Symptoms.—The signs are sometimes obscure and their real significance is frequently overlooked. The most prominent symptoms are the yellowness of the white of the eyes and of the mucous membranes lining the mouth, appetite poor, body presents an emaciated appearance, the feces is light in color, while the urine is likely to be unusually dark and there is great thirst present. The gait is weak and the animal lies down more than usual and while doing so frequently has its head around resting on the side of its chest. Temperature is slightly elevated above normal and breathing is somewhat hurried.
Treatment.—Remove the cause if possible. Give Glauber Salts in three to four ounce doses, diluted in a pint of hot water permitted to cool and give at one dose. When drenching, be very careful, as some of the liquid may escape into the lungs and produce severe complications. Feed green food or hot bran mashes and supply them with a liberal quantity of pure water to drink.
LIVER FLUKE.
Cause.—The parasite that produces Liver Fluke in sheep has an oblong, flat, leaf-like body, brownish in color, measuring from one-fourth to one-half inch in length. Sheep become infected with this Liver Fluke from grazing on low marshy pastures infected by the larvae of Liver Fluke.
Symptoms.—A sheep, when first infected with Liver Fluke, generally thrives as the parasites tend to stimulate the process of digestion, being located as they are in the liver, but eventually rumination becomes irregular, the sheep becomes anemic, weak and the visible mucous membranes of the mouth, nose and eyes become pale, bloodless, taking on a yellowish color as the disease progresses. Swellings will also appear under the jaw along the neck and under the lung cavity. The process of breathing becomes feeble and temperature irregular. Pregnant ewes will generally abort and nursing ewes’ milk will become so deprived of its nourishing properties that the lambs become emaciated, although not necessarily affected with the Liver Fluke.

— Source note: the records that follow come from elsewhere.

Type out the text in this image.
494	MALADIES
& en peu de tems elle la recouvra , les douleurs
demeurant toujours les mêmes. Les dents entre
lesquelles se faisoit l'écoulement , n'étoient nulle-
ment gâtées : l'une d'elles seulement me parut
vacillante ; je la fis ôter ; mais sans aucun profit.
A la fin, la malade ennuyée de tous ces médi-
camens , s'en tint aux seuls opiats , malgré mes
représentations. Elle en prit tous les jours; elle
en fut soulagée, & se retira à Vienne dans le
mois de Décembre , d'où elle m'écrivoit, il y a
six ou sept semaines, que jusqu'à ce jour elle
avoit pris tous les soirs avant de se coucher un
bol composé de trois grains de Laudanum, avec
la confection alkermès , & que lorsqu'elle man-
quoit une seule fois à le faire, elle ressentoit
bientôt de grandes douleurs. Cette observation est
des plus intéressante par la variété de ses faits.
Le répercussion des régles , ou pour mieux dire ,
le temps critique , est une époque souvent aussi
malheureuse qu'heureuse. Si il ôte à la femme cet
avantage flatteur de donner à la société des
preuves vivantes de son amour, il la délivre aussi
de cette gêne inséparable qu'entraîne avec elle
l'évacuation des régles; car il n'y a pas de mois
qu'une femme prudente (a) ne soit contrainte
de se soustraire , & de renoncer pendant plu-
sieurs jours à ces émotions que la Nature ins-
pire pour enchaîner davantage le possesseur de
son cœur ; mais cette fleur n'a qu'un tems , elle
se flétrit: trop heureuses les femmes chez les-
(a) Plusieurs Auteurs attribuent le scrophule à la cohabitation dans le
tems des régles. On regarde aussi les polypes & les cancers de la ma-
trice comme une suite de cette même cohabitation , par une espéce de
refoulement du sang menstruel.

Prevention.—Move to non-infected pastures, supply the animals grazing on low marshy pastures with a liberal amount of salt, also introduce frogs, toads, carp, etc., into the marshy ponds, as they destroy the parasite in its first stages of development, feeding on their intermediate host, the snail.
Medical Treatment.—This is of little value. After an animal once becomes infected with the parasite, it never makes a complete recovery, although Calomel administered in ten grain doses every two or three weeks appears to have a very good effect in some cases, if fed freely on nitrogenous food and permitted to drink well of pure running water.